Should I Stay or Should I Go Now


So which one is it? A budding dictator mirroring the traits of the Duvalier bloodline? Or a benevolent ruler whose intentions have been wrongly misunderstood as dictatorial?


Peru’s fujimorazo offers some valuable answers as parallels can be drawn with Haiti’s situation. In 1992, President Fujimori dissolved Congress as well as the judiciary of Peru, thereby assuming full legislative and judicial powers. Although he originally justified this manoeuvre as a necessary evil, he then ordered the Peruvian Army to drive a tank to the steps of Congress to shut it down. Before we fall into the overarching and pervasive term of ‘coup’, what makes Peru’s auto-golpe or 'self-coup' unique is that it was orchestrated by an official that was democratically elected but eventually used that position to undermine the institutions that brought him to the presidential chair in the first place.


Just like in Peru, Mr Moise has justified his rule by decree and the constitutional amendment as necessary measures to resolve instability in the country.
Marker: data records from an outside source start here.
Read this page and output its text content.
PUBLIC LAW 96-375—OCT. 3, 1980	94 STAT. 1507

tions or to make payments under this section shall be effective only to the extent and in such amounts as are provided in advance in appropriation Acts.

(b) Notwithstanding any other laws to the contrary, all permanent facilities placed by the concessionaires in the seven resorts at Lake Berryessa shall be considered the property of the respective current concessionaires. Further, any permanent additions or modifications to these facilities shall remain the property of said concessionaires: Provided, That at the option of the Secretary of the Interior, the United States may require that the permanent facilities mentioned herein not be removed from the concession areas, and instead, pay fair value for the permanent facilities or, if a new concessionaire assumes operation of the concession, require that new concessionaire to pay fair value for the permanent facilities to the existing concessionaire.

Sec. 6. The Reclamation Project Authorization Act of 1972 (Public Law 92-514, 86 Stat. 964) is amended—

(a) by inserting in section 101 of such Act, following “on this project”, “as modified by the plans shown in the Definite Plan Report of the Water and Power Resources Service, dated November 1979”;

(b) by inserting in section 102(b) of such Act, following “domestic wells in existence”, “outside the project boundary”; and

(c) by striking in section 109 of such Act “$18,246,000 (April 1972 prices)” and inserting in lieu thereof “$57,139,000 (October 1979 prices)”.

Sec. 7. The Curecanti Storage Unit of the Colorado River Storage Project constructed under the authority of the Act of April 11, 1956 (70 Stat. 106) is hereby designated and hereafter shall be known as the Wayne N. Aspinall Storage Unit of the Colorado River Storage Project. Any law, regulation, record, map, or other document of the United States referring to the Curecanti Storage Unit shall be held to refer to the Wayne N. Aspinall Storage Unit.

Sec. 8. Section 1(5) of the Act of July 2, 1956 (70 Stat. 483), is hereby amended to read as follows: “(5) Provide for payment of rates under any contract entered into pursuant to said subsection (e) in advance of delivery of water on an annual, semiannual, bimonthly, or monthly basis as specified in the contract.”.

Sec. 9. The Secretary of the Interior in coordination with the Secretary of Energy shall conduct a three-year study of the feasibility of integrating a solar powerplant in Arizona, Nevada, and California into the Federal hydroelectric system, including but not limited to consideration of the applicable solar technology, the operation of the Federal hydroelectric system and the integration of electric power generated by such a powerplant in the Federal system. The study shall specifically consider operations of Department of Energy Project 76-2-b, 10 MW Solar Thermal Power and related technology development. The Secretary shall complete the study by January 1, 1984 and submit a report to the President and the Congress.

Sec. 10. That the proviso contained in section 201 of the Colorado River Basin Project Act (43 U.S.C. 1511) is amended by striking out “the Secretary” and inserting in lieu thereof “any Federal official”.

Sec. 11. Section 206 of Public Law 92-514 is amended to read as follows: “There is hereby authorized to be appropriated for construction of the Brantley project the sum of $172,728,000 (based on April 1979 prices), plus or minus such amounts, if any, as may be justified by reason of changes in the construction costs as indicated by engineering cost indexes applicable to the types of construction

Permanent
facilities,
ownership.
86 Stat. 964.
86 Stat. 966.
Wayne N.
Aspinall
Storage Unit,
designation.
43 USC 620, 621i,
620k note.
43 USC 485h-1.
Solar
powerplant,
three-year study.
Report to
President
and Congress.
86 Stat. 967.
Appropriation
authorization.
He was also democratically elected, although this claim could be disputed considering the irregularities surrounding the 2016 election. Most importantly, he has made sure to undermine the institutional checks and balances that would have otherwise directly questioned his political legitimacy.


Oftentimes, whether a coup is labelled as such depends on the eye of the beholder. Whilst the defendant might advocate that Moise’s measures have been justifiable given the situation and that he has no means of remaining in power after the necessary constitutional amendments are adopted and elections are held, this could potentially be quite a naive standpoint. No matter the good intentions of Moise, power corrupts– particularly when there are neither strong social nor institutional sources of opposition.


If all goes according to plan, elections will take place this year, abiding by new constitutional guidelines. Whilst Mr Moise has declared he will not be running for re-election, actions speak louder than words. So when eventually faced with the impending question of ‘should I stay or should I go now?’, there will be a strong temptation to bolt shut the doors of the National Palace in Port-au-Prince.